Ingredients (per serving):

  • 1 regular meringue nest (I used 3 mini). Feel free to make your own, I cheated/efficiently time saved, and bought some.
  • 1 heaped tbsp creme fraiche. Use double cream and whip it into soft peaks if preferred.
  • 2 tbsp natural yoghurt
  • a drizzle of maple syrup (or you could use honey)
  • a sprinkle of ground cinnamon
  • a dash of vanilla extract
  • 2 ripe plums
  • a handful of raspberries
  1. Heat your oven to 190ºc.
  2. Halve your plums and then place them cut side up in a roasting tray. Sprinkle the cinnamon over and give them a drizzle of honey or syrup. Roast in the oven for 5-10 minutes.
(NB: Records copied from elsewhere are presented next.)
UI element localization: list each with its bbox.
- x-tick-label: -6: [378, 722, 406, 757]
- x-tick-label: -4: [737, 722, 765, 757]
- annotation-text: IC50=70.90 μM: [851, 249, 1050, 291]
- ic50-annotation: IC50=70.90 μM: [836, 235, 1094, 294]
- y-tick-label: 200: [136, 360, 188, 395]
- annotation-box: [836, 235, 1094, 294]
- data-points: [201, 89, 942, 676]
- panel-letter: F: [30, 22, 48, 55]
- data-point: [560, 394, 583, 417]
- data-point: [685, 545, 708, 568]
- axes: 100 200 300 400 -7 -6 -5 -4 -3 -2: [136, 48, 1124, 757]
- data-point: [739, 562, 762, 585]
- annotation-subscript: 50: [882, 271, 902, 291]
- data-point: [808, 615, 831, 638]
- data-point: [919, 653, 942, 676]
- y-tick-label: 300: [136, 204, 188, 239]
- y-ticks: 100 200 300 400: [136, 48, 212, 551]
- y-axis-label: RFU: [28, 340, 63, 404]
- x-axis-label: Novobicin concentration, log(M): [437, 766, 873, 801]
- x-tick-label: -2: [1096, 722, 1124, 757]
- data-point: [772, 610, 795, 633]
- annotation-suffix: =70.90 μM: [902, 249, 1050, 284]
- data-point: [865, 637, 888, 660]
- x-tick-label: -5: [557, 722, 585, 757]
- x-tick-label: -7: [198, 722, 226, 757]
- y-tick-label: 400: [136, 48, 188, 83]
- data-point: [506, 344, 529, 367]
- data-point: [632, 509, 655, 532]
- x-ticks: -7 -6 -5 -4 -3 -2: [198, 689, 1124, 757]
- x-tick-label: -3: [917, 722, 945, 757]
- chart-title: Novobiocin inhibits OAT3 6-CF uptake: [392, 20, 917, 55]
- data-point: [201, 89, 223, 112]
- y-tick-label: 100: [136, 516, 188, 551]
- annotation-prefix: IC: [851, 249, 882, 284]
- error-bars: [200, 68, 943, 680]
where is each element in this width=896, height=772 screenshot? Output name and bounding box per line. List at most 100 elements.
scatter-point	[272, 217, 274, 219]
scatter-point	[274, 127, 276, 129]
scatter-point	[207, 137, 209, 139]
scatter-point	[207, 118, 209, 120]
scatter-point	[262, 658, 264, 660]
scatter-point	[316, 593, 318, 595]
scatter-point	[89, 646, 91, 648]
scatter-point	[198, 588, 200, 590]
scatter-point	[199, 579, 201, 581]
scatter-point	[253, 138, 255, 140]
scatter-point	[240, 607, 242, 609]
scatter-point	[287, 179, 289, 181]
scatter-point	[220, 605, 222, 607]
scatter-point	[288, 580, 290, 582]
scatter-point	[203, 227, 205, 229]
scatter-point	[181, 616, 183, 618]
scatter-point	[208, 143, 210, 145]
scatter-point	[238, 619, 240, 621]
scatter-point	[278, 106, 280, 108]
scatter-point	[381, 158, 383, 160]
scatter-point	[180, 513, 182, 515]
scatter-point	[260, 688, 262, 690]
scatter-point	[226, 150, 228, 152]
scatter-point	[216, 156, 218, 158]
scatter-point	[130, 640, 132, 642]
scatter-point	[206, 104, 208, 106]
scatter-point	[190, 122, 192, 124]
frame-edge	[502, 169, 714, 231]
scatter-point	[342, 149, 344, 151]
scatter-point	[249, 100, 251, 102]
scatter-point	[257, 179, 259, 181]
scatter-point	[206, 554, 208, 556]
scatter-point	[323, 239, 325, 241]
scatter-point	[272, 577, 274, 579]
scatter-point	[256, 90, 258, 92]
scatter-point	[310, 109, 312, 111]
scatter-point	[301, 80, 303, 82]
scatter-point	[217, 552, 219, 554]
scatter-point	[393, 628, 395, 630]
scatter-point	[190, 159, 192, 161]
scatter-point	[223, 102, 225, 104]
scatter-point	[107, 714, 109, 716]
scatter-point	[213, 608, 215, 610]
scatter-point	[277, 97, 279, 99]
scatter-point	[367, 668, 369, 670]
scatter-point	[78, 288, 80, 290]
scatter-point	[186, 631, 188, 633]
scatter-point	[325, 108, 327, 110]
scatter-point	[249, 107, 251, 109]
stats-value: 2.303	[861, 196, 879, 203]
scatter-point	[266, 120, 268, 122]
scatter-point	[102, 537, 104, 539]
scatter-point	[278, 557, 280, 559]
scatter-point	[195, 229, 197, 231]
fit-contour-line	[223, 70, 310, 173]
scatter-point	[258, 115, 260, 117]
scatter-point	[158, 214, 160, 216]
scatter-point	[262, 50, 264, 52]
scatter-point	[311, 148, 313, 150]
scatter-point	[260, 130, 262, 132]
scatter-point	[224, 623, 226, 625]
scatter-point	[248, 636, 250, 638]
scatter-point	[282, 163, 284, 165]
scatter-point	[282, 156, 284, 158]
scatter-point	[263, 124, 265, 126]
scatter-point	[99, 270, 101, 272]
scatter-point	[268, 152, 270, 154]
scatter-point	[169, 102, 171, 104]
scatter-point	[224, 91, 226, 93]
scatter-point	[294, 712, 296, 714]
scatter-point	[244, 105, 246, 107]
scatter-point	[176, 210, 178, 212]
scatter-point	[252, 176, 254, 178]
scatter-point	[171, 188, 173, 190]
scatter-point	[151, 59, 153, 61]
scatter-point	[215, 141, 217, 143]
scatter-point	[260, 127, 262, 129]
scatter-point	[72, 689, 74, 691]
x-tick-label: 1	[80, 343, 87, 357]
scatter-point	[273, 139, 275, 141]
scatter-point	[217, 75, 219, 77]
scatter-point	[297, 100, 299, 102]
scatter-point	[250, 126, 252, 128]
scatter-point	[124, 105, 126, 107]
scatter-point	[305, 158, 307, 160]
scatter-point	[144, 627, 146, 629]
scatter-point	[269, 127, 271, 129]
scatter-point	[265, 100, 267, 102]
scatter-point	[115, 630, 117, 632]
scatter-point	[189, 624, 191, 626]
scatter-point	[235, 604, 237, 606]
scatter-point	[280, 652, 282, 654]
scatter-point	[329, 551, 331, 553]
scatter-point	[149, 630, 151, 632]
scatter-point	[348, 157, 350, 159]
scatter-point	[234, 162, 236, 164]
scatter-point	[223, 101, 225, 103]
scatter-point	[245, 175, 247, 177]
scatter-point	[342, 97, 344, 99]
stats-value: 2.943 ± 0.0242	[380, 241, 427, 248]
  3. In a bowl, fold together the creme fraiche and yoghurt with a dash of vanilla extract, then mix in the meringues, breaking them up as you do so.
  4. When the plums have roasted. Remove from the oven and allow to cool. Chop them into chunks.
  5. Take your finest wine goblet, or any other posh glass receptacle, and layer up the creamy meringue mix with the plums and raspberries, finishing with a few raspberries ontop, and drizzle over any fruit juices or extra syrup.

Perhaps a little decadent for a Friday lunch time, but I won’t tell anyone if you don’t. Apart from the creme fraiche, and the little matter of the sugary meringues (let’s just gloss over those for a mo) they’re basically a layered fruit smoothy. Quite healthy really! Of course you could use all yoghurt and leave out the syrup to make them healthier. And feel free to use whatever fruit you have to hand.